Over the last several decades, increasing wildfire activity across California has put the state’s communities and ecosystems at risk. Effective wildfire management is critical to achieving social and ecological goals, which include protecting public health and safety, the economy, and natural resources. However, wildfire management is complicated by uncertainties related to the amount and composition of fuels and emissions from California’s landscape fires.

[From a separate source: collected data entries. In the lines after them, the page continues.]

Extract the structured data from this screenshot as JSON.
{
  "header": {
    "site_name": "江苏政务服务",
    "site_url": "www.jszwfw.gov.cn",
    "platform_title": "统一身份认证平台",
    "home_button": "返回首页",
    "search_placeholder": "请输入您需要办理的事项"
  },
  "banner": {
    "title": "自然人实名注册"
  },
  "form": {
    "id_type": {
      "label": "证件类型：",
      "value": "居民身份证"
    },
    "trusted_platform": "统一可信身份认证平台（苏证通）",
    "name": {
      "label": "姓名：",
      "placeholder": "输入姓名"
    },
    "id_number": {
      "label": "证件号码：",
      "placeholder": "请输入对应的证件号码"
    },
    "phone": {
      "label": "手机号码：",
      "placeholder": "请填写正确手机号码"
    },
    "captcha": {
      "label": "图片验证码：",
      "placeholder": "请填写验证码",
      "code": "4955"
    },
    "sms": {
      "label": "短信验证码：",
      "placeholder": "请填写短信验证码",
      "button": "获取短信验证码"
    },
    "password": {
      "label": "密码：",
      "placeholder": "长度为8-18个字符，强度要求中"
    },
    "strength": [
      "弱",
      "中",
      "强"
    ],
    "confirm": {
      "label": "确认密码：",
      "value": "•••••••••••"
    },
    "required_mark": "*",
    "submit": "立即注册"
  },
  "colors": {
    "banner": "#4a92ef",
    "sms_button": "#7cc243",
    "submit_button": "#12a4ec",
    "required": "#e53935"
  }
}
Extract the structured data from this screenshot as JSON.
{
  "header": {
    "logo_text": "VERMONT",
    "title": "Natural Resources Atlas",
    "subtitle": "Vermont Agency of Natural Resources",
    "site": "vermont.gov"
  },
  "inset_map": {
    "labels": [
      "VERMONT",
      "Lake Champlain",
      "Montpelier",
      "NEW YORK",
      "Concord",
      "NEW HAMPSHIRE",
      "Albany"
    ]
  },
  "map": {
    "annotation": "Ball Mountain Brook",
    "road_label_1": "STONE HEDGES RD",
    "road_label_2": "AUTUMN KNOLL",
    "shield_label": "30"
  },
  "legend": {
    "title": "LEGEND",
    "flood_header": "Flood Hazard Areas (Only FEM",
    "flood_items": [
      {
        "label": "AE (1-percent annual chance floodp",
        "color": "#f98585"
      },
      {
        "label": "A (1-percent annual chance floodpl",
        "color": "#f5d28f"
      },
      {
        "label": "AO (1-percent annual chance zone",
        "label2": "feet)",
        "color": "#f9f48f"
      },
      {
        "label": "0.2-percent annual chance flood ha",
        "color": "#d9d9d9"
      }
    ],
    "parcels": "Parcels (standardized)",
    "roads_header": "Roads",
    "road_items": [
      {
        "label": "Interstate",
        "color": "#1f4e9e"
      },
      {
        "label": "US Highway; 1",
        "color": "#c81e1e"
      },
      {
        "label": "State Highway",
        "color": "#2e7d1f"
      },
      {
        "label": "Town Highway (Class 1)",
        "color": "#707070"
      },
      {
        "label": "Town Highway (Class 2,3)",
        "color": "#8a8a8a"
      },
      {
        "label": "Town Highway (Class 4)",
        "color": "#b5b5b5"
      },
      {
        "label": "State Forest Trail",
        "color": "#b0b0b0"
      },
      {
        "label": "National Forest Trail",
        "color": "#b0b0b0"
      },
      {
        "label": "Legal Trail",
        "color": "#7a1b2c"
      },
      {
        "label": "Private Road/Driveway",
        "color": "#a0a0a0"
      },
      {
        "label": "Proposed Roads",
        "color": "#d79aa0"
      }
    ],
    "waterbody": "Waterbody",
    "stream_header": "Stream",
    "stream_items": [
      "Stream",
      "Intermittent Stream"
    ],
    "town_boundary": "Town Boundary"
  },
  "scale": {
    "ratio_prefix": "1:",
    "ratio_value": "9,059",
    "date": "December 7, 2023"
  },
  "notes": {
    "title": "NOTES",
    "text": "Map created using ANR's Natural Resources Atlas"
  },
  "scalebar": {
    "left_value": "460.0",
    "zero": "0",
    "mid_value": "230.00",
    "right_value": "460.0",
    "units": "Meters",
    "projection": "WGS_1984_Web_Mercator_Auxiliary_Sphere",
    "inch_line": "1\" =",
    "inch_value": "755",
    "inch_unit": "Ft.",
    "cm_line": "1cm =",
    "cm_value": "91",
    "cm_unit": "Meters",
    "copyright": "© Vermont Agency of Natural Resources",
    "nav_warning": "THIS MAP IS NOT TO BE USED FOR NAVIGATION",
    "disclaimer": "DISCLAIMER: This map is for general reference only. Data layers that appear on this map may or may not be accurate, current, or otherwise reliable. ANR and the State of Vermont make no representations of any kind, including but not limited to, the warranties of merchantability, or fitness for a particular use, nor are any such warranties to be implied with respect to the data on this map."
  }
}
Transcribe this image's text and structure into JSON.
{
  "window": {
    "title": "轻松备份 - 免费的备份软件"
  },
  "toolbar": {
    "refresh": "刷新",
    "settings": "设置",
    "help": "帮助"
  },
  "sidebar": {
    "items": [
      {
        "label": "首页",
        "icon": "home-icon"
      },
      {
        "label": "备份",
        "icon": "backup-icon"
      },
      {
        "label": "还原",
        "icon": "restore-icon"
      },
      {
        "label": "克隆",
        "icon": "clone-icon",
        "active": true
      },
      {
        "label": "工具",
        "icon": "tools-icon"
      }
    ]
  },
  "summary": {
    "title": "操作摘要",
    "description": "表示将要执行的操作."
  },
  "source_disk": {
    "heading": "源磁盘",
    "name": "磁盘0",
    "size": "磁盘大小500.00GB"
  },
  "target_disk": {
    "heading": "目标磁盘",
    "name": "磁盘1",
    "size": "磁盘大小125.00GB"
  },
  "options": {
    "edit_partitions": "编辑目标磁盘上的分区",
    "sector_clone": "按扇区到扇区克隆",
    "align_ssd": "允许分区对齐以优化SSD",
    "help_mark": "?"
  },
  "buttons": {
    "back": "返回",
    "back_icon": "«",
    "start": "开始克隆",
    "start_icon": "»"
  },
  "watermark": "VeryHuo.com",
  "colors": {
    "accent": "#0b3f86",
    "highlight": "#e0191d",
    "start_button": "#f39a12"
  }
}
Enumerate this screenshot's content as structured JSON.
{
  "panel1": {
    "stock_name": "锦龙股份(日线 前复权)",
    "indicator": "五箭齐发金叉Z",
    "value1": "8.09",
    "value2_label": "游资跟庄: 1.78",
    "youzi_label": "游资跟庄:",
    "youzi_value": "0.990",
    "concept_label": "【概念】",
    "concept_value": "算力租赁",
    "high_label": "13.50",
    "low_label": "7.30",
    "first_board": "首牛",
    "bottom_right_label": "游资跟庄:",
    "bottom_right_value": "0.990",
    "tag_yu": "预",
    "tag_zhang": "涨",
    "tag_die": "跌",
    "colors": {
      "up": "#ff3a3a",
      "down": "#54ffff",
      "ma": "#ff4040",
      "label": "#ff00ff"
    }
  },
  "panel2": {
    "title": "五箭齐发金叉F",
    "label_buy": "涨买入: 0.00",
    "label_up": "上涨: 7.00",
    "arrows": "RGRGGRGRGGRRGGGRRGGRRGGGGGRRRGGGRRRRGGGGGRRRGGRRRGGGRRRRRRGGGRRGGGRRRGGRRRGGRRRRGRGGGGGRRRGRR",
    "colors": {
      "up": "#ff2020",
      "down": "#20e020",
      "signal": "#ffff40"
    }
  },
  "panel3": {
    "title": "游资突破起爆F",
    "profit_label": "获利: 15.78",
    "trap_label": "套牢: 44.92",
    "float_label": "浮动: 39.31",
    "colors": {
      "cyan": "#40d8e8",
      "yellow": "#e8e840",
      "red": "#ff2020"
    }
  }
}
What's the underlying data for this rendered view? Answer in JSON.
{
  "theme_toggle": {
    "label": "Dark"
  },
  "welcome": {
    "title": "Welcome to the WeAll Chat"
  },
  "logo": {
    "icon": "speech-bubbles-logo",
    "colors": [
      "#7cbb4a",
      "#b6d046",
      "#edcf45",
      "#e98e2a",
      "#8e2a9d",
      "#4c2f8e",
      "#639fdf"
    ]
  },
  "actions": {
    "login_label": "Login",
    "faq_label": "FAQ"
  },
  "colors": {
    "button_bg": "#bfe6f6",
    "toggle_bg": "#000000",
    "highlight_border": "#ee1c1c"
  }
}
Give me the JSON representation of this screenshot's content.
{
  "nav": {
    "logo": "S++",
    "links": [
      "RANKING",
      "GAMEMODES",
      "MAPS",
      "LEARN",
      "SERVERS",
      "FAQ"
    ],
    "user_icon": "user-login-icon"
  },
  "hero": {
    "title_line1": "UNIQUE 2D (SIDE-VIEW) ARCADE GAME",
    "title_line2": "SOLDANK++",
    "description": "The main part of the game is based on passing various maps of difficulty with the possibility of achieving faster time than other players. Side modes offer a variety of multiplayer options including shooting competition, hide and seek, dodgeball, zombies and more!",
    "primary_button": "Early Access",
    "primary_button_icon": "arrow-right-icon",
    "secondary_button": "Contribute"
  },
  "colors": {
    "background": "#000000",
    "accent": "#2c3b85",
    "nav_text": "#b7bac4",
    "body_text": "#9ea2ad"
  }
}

In this dissertation, I explored some of the challenges to wildfire management in the Sierra Nevada mountains of California. By investigating fire growth, weather, firefighting resources, and damages during the 2021 fire season in the second chapter of this dissertation, I found that broad-scale weather caused extreme fire growth in multiple large fires at once in the Sierra Nevada, creating a strain on already-limited resources and influencing the magnitude and timing of damages from the fires. In my third chapter, I characterized the total carbon and radiocarbon (14C) composition of fine particulate matter (PM2.5) emissions from the 2021 KNP Complex Fire in the southern Sierra Nevada. I combined these observations with a Keeling plot approach and a box model to estimate the mean age of fuels that were combusted. I concluded that fuel buildup over several decades drove emissions in the KNP Complex Fire, supporting the idea that a legacy of fire suppression has contributed to increased fire severity in the Sierra Nevada by promoting the accumulation of fuels. For my fourth chapter, I estimated fuel consumption and characterized the composition of fuels and PM2.5 emissions for a prescribed (Rx) fire in the central Sierra Nevada in 2022 as part of the Smart Practices and Architectures for Rx Fire in California campaign. I found that larger-diameter dead fuels contributed significantly to total fuel consumption in the prescribed fire, indicating that prescribed fire in landscapes with similar fuel composition might result in elevated PM2.5 concentrations associated with the combustion of larger fuels. Further, agreement in the observed 14C signature of fire-emitted PM2.5 and the 14C signature estimated using my 14C and fuel consumption measurements provides confidence that 14C measurements of atmospheric PM2.5 in the background atmosphere near fire-affected areas could be used to evaluate the influence of prescribed fire on fuel composition.
Altogether, the results of my research provide insight into the potential for large wildfires to overwhelm fire suppression capacity, highlight the importance of effective wildfire management, and identify a method by which prescribed fire can be monitored.